In 2030, the most ambitious blueprint of the ASEAN Economic Community process came into being, with the establishment of the ASEAN Free Economic Zone, or AFEZ. Unlike traditional economic zones like the ISEZ which were contiguous entities, the AFEZ was a network of the major cities across ASEAN connected by extensive road, rail, air, and sea links, not to mention advanced digital communications. There was free movement of goods, services, capital, and people between these cities, which become vibrant hubs for trade and enterprise.

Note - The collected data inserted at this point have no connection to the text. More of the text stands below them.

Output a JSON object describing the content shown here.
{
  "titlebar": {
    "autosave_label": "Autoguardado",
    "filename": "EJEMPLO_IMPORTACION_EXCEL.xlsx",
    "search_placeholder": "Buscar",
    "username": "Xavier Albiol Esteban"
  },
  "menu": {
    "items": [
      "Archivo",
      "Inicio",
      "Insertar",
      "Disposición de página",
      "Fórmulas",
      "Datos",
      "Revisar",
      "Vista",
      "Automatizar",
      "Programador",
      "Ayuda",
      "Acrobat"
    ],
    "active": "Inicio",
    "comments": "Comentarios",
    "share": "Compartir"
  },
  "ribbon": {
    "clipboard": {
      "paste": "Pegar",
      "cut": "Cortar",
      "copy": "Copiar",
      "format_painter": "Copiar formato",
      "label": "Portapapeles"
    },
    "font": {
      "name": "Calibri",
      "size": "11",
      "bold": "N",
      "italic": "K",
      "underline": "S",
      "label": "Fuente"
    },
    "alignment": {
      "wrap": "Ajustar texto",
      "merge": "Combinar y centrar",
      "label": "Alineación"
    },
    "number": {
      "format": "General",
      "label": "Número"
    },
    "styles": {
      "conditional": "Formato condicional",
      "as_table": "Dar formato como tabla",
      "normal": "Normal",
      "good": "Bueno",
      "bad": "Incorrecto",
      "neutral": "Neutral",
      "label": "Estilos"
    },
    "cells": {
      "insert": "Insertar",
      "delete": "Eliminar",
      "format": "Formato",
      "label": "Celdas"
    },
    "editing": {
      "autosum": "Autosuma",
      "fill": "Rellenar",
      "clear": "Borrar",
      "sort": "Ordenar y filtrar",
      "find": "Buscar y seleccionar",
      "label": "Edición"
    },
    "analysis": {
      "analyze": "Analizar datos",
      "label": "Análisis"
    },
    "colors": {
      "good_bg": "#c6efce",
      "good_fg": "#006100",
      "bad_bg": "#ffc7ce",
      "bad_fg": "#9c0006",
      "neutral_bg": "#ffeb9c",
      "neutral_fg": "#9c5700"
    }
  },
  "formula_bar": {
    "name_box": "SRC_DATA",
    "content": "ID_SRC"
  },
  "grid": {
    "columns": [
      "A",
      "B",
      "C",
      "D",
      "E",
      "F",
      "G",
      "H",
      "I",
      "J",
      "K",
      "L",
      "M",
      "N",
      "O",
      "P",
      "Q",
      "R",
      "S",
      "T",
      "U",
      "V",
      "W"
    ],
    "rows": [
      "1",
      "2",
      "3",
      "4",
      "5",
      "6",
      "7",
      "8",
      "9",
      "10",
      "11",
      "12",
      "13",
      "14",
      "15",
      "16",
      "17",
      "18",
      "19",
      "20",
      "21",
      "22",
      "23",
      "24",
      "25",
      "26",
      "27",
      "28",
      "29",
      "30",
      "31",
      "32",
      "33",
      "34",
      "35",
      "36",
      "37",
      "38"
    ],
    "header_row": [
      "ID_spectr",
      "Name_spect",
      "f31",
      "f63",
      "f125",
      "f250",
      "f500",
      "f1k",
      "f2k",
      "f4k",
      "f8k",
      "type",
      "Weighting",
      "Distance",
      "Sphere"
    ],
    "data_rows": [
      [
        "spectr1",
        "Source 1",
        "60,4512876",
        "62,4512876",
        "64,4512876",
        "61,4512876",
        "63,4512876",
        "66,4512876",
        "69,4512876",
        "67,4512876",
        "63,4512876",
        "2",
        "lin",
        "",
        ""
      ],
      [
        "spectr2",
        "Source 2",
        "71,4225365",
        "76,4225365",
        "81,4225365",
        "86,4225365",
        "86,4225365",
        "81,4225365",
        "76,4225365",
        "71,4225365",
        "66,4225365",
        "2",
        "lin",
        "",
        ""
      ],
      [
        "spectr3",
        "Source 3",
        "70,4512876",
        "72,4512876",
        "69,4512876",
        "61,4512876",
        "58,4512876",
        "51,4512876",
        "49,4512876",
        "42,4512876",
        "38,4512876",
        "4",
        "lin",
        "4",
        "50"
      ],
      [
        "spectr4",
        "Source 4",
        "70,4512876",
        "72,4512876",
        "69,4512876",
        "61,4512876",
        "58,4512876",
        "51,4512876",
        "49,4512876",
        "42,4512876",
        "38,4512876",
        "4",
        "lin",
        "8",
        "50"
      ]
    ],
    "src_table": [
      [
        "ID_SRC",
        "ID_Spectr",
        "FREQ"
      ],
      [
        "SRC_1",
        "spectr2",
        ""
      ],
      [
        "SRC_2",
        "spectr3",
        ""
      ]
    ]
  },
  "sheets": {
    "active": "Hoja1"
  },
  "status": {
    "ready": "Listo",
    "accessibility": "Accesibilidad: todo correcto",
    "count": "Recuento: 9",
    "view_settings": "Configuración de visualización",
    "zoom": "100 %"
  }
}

I don’t want to be overly critical of the thought experiment here; provoking disagreement is really part of the point. Menon is probably right in identifying two big macro trends that would be favorable for Singapore if they continue–the tradability of services and Asian economic integration. In closing it is probably worth repeating the disclaimer that he was obliged to attach to these speculations:
Everything about the future said here is pure imagination. It does not represent in any way a forecast or projection by MAS or by me. My intention is merely to paint a plausible scenario for Singapore. I can only be sure that someone reading this in 2065 will view it as totally lacking in imagination or realism or both.
Humans will be working with robot doctors (IBM’s Watson), and that will likely remain the highest paid area for many well educated hard working folk.
English will be the common Asian language, with better and better robot teachers — but also faster real-time translators, so speaking English face-to-face for status rather than needing it.